If my second hand experience can feel so strong and impact so many aspects of my life, then what are these men going through upon return?
Could you imagine not even being the man in the middle of the fight, but the one with the radio listening to the screams and calls for help? Could you imagine being the 18 year old tasked with staying up all night in a tower to watch over base in the middle of a war zone? Imagine your neighborhood being bombed and the house next door is up in flames, bodies burning in the street, but the bombs missed your house. Do you think you might be traumatized? Just being a witness to the realities of war is enough to send anyone into a spiral of questions.
Then, after returning home, physically safe and sound, your contract ends and you feel excitement at what a new chapter of life might hold. You think war is behind you and you feel optimistic at the life that lies ahead. You take off that uniform for the last time and step out into the civilian world. You are filled with the motivation and tools that the pre-separation briefings have equipped you with. How to address potential employers. How to negotiate a salary. What an effective resume should look like. Great and relevant tools. Tools to be used when someone gives you the time of day, but how many doors do you knock on before you start to question the path you’re on? Confidence diminishes and the demons that hid in the back of your mind all of a sudden appear at the forefront.
Experiences that were a part of your past, shaping your strength and pride in service for your country, have now left you feeling worthless.
Again, I don’t know what these men have felt in the moments they decided the only choice they had left was to end their life.
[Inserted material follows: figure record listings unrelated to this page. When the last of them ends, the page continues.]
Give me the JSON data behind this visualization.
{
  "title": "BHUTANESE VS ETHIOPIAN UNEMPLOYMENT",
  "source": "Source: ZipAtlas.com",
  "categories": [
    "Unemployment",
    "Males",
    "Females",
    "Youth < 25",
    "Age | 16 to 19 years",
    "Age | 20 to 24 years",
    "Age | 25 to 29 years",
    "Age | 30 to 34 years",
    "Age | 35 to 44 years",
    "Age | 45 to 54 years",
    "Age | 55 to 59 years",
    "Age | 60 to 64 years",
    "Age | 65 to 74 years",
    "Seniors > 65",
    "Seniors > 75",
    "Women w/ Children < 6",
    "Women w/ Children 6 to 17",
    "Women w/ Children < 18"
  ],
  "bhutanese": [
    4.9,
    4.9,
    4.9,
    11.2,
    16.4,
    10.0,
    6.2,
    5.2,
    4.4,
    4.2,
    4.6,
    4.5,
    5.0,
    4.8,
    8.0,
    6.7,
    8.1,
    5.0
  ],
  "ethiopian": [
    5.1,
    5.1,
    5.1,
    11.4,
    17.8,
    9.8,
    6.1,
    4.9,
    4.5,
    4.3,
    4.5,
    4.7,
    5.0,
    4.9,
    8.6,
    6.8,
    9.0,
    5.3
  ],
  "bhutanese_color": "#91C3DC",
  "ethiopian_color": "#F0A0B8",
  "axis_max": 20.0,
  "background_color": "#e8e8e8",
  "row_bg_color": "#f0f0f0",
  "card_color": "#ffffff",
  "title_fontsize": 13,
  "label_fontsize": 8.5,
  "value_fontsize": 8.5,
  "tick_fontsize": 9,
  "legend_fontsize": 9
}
I can only see through my second hand experiences at what it means to live a life of sacrifice, survive the viciousness of war, and to come home to feel like you have been left with nothing.
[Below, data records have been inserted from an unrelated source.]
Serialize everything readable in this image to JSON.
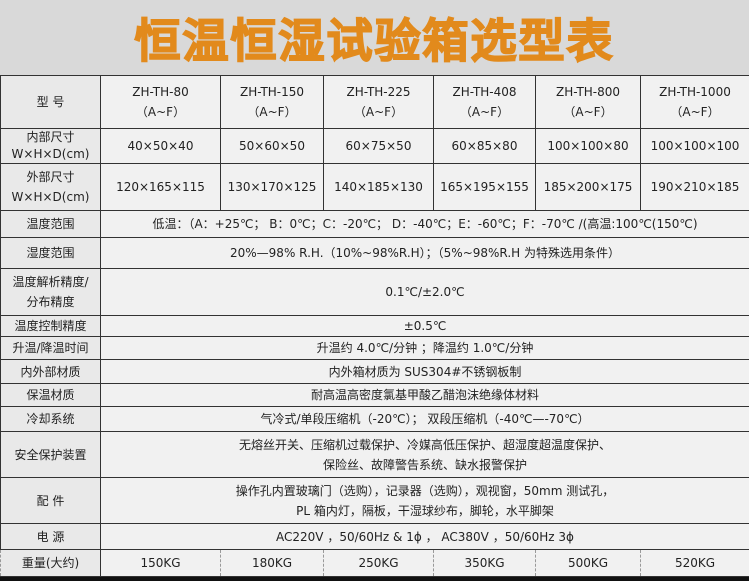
{
  "title": "恒温恒湿试验箱选型表",
  "header": {
    "label": "型 号",
    "models": [
      {
        "name": "ZH-TH-80",
        "variant": "（A~F）"
      },
      {
        "name": "ZH-TH-150",
        "variant": "（A~F）"
      },
      {
        "name": "ZH-TH-225",
        "variant": "（A~F）"
      },
      {
        "name": "ZH-TH-408",
        "variant": "（A~F）"
      },
      {
        "name": "ZH-TH-800",
        "variant": "（A~F）"
      },
      {
        "name": "ZH-TH-1000",
        "variant": "（A~F）"
      }
    ]
  },
  "inner": {
    "label1": "内部尺寸",
    "label2": "W×H×D(cm)",
    "values": [
      "40×50×40",
      "50×60×50",
      "60×75×50",
      "60×85×80",
      "100×100×80",
      "100×100×100"
    ]
  },
  "outer": {
    "label1": "外部尺寸",
    "label2": "W×H×D(cm)",
    "values": [
      "120×165×115",
      "130×170×125",
      "140×185×130",
      "165×195×155",
      "185×200×175",
      "190×210×185"
    ]
  },
  "rows": [
    {
      "label": "温度范围",
      "value": "低温：（A：+25℃； B：0℃；C：-20℃； D：-40℃；E：-60℃；F：-70℃  /(高温:100℃(150℃)"
    },
    {
      "label": "湿度范围",
      "value": "20%—98% R.H.（10%~98%R.H）；（5%~98%R.H 为特殊选用条件）"
    },
    {
      "label": "温度解析精度/分布精度",
      "value": "0.1℃/±2.0℃"
    },
    {
      "label": "温度控制精度",
      "value": "±0.5℃"
    },
    {
      "label": "升温/降温时间",
      "value": "升温约 4.0℃/分钟 ；降温约 1.0℃/分钟"
    },
    {
      "label": "内外部材质",
      "value": "内外箱材质为 SUS304#不锈钢板制"
    },
    {
      "label": "保温材质",
      "value": "耐高温高密度氯基甲酸乙醋泡沫绝缘体材料"
    },
    {
      "label": "冷却系统",
      "value": "气冷式/单段压缩机（-20℃）； 双段压缩机（-40℃—-70℃）"
    },
    {
      "label": "安全保护装置",
      "value": "无熔丝开关、压缩机过载保护、冷媒高低压保护、超湿度超温度保护、",
      "value2": "保险丝、故障警告系统、缺水报警保护"
    },
    {
      "label": "配 件",
      "value": "操作孔内置玻璃门（选购），记录器（选购），观视窗，50mm 测试孔，",
      "value2": "PL 箱内灯，隔板，干湿球纱布，脚轮，水平脚架"
    },
    {
      "label": "电 源",
      "value": "AC220V ，50/60Hz & 1ϕ ， AC380V ，50/60Hz 3ϕ"
    }
  ],
  "weight": {
    "label": "重量(大约)",
    "values": [
      "150KG",
      "180KG",
      "250KG",
      "350KG",
      "500KG",
      "520KG"
    ]
  },
  "colors": {
    "title": "#e28a1c",
    "background": "#d9d9d9"
  }
}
Since the very first one of Jason’s friends and fellow Veterans committed suicide (unfortunately, there have been many), we have been on the constant thought process of how to help. There are some amazing programs out there that do quality work and help those in need. But, how do you help those who don’t ask for help? Those who are too scared, ashamed, or embarrassed that they no longer feel like themselves.
I feel insignificant and small in the big picture and ultimately, I feel helpless. What could I possibly offer that another big company or organization isn’t already doing? However, this latest life lost has made me realize one very important thing- the smallest and seemingly most insignificant action can speak volumes for another. So, I am taking very small steps to begin helping. We all start somewhere.
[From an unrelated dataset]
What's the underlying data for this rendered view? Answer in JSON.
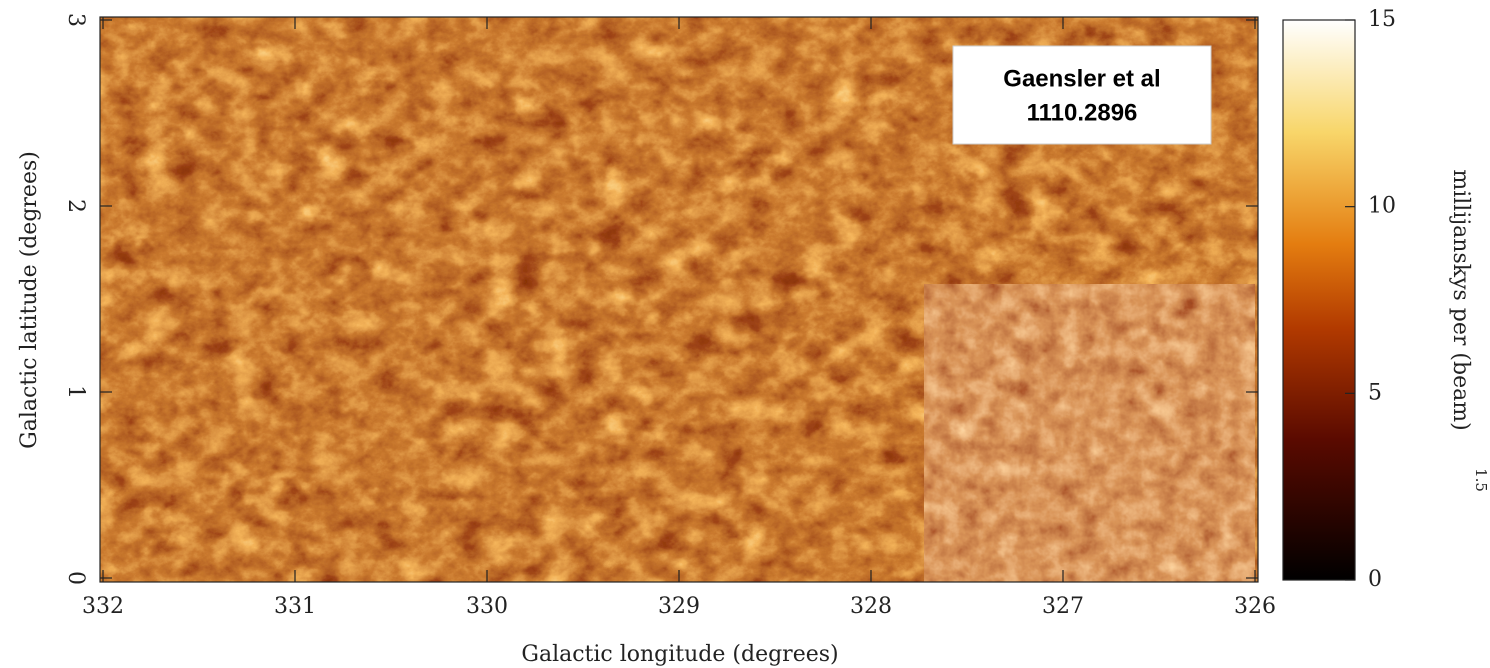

I will be adding a section to my blog where key chains and jewelry will be available for purchase. These items will be able to be customized by the purchaser and are all handmade (by ME!). Each item will include an additional (very small) charm stamped with “MT 5:9”. This bible verse states, “Blessed are the peacekeepers, for they will be called the children of God.”
A portion of profits from each purchase will be donated to an organization currently working to diminish the rates of Veteran suicide (to be determined as I am researching every aspect of the organization’s efforts- too many scams out there). The rest of the profits will begin a fund to start taking some bigger steps and action. Small steps towards a bigger picture.